Cinnadenia

Scientific classification
- Kingdom: Plantae
- Clade: Tracheophytes
- Clade: Angiosperms
- Clade: Magnoliids
- Order: Laurales
- Family: Lauraceae
- Genus: Cinnadenia Kosterm.
- Species: Cinnadenia liyuyingii (H.Liu) de Kok & Sengun; Cinnadenia malayana Kosterm.; Cinnadenia paniculata (Hook.f.) Kosterm.;

= Cinnadenia =

Genus of flowering plants

Cinnadenia is a flowering plant genus belonging to the family Lauraceae. They are present in low and mountain cloud forests in Southeast Asia.
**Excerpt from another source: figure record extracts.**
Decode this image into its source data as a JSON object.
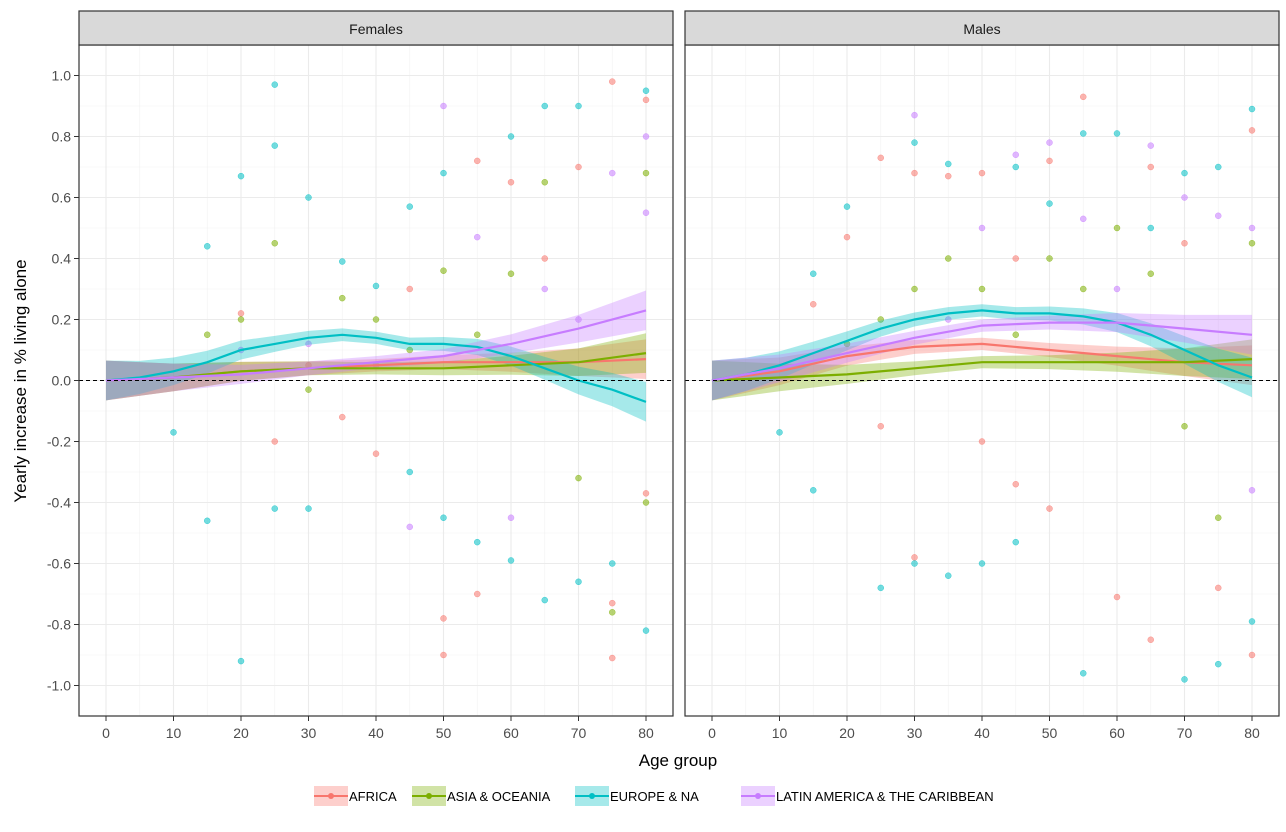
{
  "chart_data": {
    "type": "scatter",
    "facets": [
      "Females",
      "Males"
    ],
    "xlabel": "Age group",
    "ylabel": "Yearly increase in % living alone",
    "xlim": [
      -4,
      84
    ],
    "ylim": [
      -1.1,
      1.1
    ],
    "x_ticks": [
      0,
      10,
      20,
      30,
      40,
      50,
      60,
      70,
      80
    ],
    "y_ticks": [
      -1.0,
      -0.8,
      -0.6,
      -0.4,
      -0.2,
      0.0,
      0.2,
      0.4,
      0.6,
      0.8,
      1.0
    ],
    "y_tick_labels": [
      "-1.0",
      "-0.8",
      "-0.6",
      "-0.4",
      "-0.2",
      "0.0",
      "0.2",
      "0.4",
      "0.6",
      "0.8",
      "1.0"
    ],
    "reference_line": 0,
    "grid": true,
    "legend_position": "bottom",
    "series": [
      {
        "name": "AFRICA",
        "color": "#F8766D",
        "smooth": {
          "x": [
            0,
            10,
            20,
            30,
            40,
            50,
            60,
            70,
            80
          ],
          "Females": [
            0.0,
            0.01,
            0.03,
            0.04,
            0.05,
            0.06,
            0.06,
            0.06,
            0.07
          ],
          "Males": [
            0.0,
            0.03,
            0.08,
            0.11,
            0.12,
            0.1,
            0.08,
            0.06,
            0.05
          ]
        },
        "points": {
          "Females": [
            [
              20,
              0.22
            ],
            [
              25,
              -0.2
            ],
            [
              30,
              0.05
            ],
            [
              35,
              -0.12
            ],
            [
              40,
              -0.24
            ],
            [
              45,
              0.3
            ],
            [
              50,
              -0.78
            ],
            [
              50,
              -0.9
            ],
            [
              55,
              0.72
            ],
            [
              55,
              -0.7
            ],
            [
              60,
              0.65
            ],
            [
              65,
              0.4
            ],
            [
              70,
              0.7
            ],
            [
              75,
              0.98
            ],
            [
              75,
              -0.73
            ],
            [
              75,
              -0.91
            ],
            [
              80,
              0.92
            ],
            [
              80,
              -0.37
            ]
          ],
          "Males": [
            [
              15,
              0.25
            ],
            [
              20,
              0.47
            ],
            [
              25,
              0.73
            ],
            [
              25,
              -0.15
            ],
            [
              30,
              0.68
            ],
            [
              30,
              -0.58
            ],
            [
              35,
              0.67
            ],
            [
              40,
              0.68
            ],
            [
              40,
              -0.2
            ],
            [
              45,
              0.4
            ],
            [
              45,
              -0.34
            ],
            [
              50,
              0.72
            ],
            [
              50,
              -0.42
            ],
            [
              55,
              0.93
            ],
            [
              60,
              -0.71
            ],
            [
              65,
              0.7
            ],
            [
              65,
              -0.85
            ],
            [
              70,
              0.45
            ],
            [
              75,
              -0.68
            ],
            [
              80,
              0.82
            ],
            [
              80,
              -0.9
            ]
          ]
        }
      },
      {
        "name": "ASIA & OCEANIA",
        "color": "#7CAE00",
        "smooth": {
          "x": [
            0,
            10,
            20,
            30,
            40,
            50,
            60,
            70,
            80
          ],
          "Females": [
            0.0,
            0.01,
            0.03,
            0.04,
            0.04,
            0.04,
            0.05,
            0.06,
            0.09
          ],
          "Males": [
            0.0,
            0.01,
            0.02,
            0.04,
            0.06,
            0.06,
            0.06,
            0.06,
            0.07
          ]
        },
        "points": {
          "Females": [
            [
              15,
              0.15
            ],
            [
              20,
              0.2
            ],
            [
              25,
              0.45
            ],
            [
              30,
              -0.03
            ],
            [
              35,
              0.27
            ],
            [
              40,
              0.2
            ],
            [
              45,
              0.1
            ],
            [
              50,
              0.36
            ],
            [
              55,
              0.15
            ],
            [
              60,
              0.35
            ],
            [
              65,
              0.65
            ],
            [
              70,
              -0.32
            ],
            [
              75,
              -0.76
            ],
            [
              80,
              0.68
            ],
            [
              80,
              -0.4
            ]
          ],
          "Males": [
            [
              20,
              0.12
            ],
            [
              25,
              0.2
            ],
            [
              30,
              0.3
            ],
            [
              35,
              0.4
            ],
            [
              40,
              0.3
            ],
            [
              45,
              0.15
            ],
            [
              50,
              0.4
            ],
            [
              55,
              0.3
            ],
            [
              60,
              0.5
            ],
            [
              65,
              0.35
            ],
            [
              70,
              -0.15
            ],
            [
              75,
              -0.45
            ],
            [
              80,
              0.45
            ]
          ]
        }
      },
      {
        "name": "EUROPE & NA",
        "color": "#00BFC4",
        "smooth": {
          "x": [
            0,
            5,
            10,
            15,
            20,
            25,
            30,
            35,
            40,
            45,
            50,
            55,
            60,
            65,
            70,
            75,
            80
          ],
          "Females": [
            0.0,
            0.01,
            0.03,
            0.06,
            0.1,
            0.12,
            0.14,
            0.15,
            0.14,
            0.12,
            0.12,
            0.11,
            0.08,
            0.04,
            0.0,
            -0.03,
            -0.07
          ],
          "Males": [
            0.0,
            0.02,
            0.05,
            0.09,
            0.13,
            0.17,
            0.2,
            0.22,
            0.23,
            0.22,
            0.22,
            0.21,
            0.19,
            0.15,
            0.1,
            0.05,
            0.01
          ]
        },
        "points": {
          "Females": [
            [
              10,
              -0.17
            ],
            [
              15,
              0.44
            ],
            [
              15,
              -0.46
            ],
            [
              20,
              0.67
            ],
            [
              20,
              -0.92
            ],
            [
              25,
              0.97
            ],
            [
              25,
              0.77
            ],
            [
              25,
              -0.42
            ],
            [
              30,
              0.6
            ],
            [
              30,
              -0.42
            ],
            [
              35,
              0.39
            ],
            [
              40,
              0.31
            ],
            [
              45,
              0.57
            ],
            [
              45,
              -0.3
            ],
            [
              50,
              0.68
            ],
            [
              50,
              -0.45
            ],
            [
              55,
              -0.53
            ],
            [
              60,
              0.8
            ],
            [
              60,
              -0.59
            ],
            [
              65,
              0.9
            ],
            [
              65,
              -0.72
            ],
            [
              70,
              0.9
            ],
            [
              70,
              -0.66
            ],
            [
              75,
              -0.6
            ],
            [
              80,
              0.95
            ],
            [
              80,
              -0.82
            ]
          ],
          "Males": [
            [
              10,
              -0.17
            ],
            [
              15,
              0.35
            ],
            [
              15,
              -0.36
            ],
            [
              20,
              0.57
            ],
            [
              25,
              -0.68
            ],
            [
              30,
              0.78
            ],
            [
              30,
              -0.6
            ],
            [
              35,
              0.71
            ],
            [
              35,
              -0.64
            ],
            [
              40,
              -0.6
            ],
            [
              45,
              0.7
            ],
            [
              45,
              -0.53
            ],
            [
              50,
              0.58
            ],
            [
              55,
              0.81
            ],
            [
              55,
              -0.96
            ],
            [
              60,
              0.81
            ],
            [
              65,
              0.5
            ],
            [
              70,
              0.68
            ],
            [
              70,
              -0.98
            ],
            [
              75,
              0.7
            ],
            [
              75,
              -0.93
            ],
            [
              80,
              0.89
            ],
            [
              80,
              -0.79
            ]
          ]
        }
      },
      {
        "name": "LATIN AMERICA & THE CARIBBEAN",
        "color": "#C77CFF",
        "smooth": {
          "x": [
            0,
            10,
            20,
            30,
            40,
            50,
            60,
            70,
            80
          ],
          "Females": [
            0.0,
            0.01,
            0.02,
            0.04,
            0.06,
            0.08,
            0.12,
            0.17,
            0.23
          ],
          "Males": [
            0.0,
            0.04,
            0.09,
            0.14,
            0.18,
            0.19,
            0.19,
            0.17,
            0.15
          ]
        },
        "points": {
          "Females": [
            [
              20,
              0.1
            ],
            [
              30,
              0.12
            ],
            [
              40,
              0.05
            ],
            [
              45,
              -0.48
            ],
            [
              50,
              0.9
            ],
            [
              55,
              0.47
            ],
            [
              60,
              -0.45
            ],
            [
              65,
              0.3
            ],
            [
              70,
              0.2
            ],
            [
              75,
              0.68
            ],
            [
              80,
              0.8
            ],
            [
              80,
              0.55
            ]
          ],
          "Males": [
            [
              30,
              0.87
            ],
            [
              35,
              0.2
            ],
            [
              40,
              0.5
            ],
            [
              45,
              0.74
            ],
            [
              50,
              0.78
            ],
            [
              55,
              0.53
            ],
            [
              60,
              0.3
            ],
            [
              65,
              0.77
            ],
            [
              70,
              0.6
            ],
            [
              75,
              0.54
            ],
            [
              80,
              0.5
            ],
            [
              80,
              -0.36
            ]
          ]
        }
      }
    ]
  }
}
The genus was described originally from Vietnam by André Joseph Guillaume Henri Kostermans, and published in 1973. The type species is Cinnadenia paniculata.

==Description==

The Cinnadenia are trees can grow up to 40 meters tall, though most are between 3 and 30 meters. They are hermaphrodites, and some species grow slowly as canopy trees. The leaves are alternate, entire, and elliptical or narrowly elliptical; they are 10 to 25 cm long and 3 to 8 cm wide. Many species have valuable timber; others´ wood and bark are pleasantly scented, like most of the genera of the Lauraceae, such as Cinnamomum. The oils extracted are used as ingredients in the manufacture of perfumes.

==Species==
Three species are accepted.
- Cinnadenia liyuyingii (H.Liu) de Kok & Sengun – southern Yunnan, Laos, and northern Vietnam
- Cinnadenia malayana Kosterm. – Peninsular Malaysia
- Cinnadenia paniculata (Hook.f.) Kosterm. – Bhutan, Assam, and Myanmar

==Ecology==

They grow in evergreen tropical forests. Species in less humid environment are smaller or less robust, with less abundant and thinner foliage and have oleifera cells that give trees a more fragrant aroma. It is present in the Himalayas Mountain cloud forest in Bhutan, Assam, Myanmar, and Vietnam. They grow also in evergreen lowlands tropical laurel forests. They do not form large stands, but rather small groups of trees with a density of up to one individual per five hectares.

The ecological requirements of the genus are those of fog moisture precipitating almost continuously in a natural habitat, cloud-covered for much of the year. These species are found in tropical forests, subtropical temperate evergreen, or montane evergreen forests, which are a type of rainforest or cloud forest. The ecosystem is characterized by high humidity, no seasonal changes, and a wide variety of botanical and zoological species, but also highly fragile against external aggressions. The temperate evergreen and evergreen forests are typically multispecies with evergreen and hardwood trees, reaching up to 40 m in height. The forests are made up of laurel-leaved evergreen hardwood trees, harbouring a rich biota of understorey plants, invertebrates, birds, and mammals. It is present in tropical and subtropical montane rainforest, laurel forest, in the weed-tree forests in valleys, mixed forests of coniferous and deciduous broad-leaved trees, Tsuga forests; 2000–2600 m from northern Vietnam to the Himalayas.

Cinnadenia species require continuously moist soil, and do not tolerate drought.
The laurel trees falls within the broad-leaved forests; mid-montane deciduous forests; and high-montane mixed stunted forests. Some species growing to high elevation forests at 1500–3300 m. Three taxa are commonly found at tree line: an evergreen, needle-leaved gymnosperm (Abies pindrow Spach.), an evergreen, broad-leaved sclerophyllous oak (Quercus semecarpifolia Sm.), and a deciduous, broad-leaved birch (Betula utilis Don).
Vernal flowering is common at this elevation in Central Himalaya. In general, in their elevational distribution and structural-functional attributes, these high-elevation forests are similar to other forests of cool temperate zones in Himalaya.

The most known trees are used by the timber industry.

In 2025, the Cinnadenia malayana is on The Red List of Threatened Species as ‘Vulnerable’.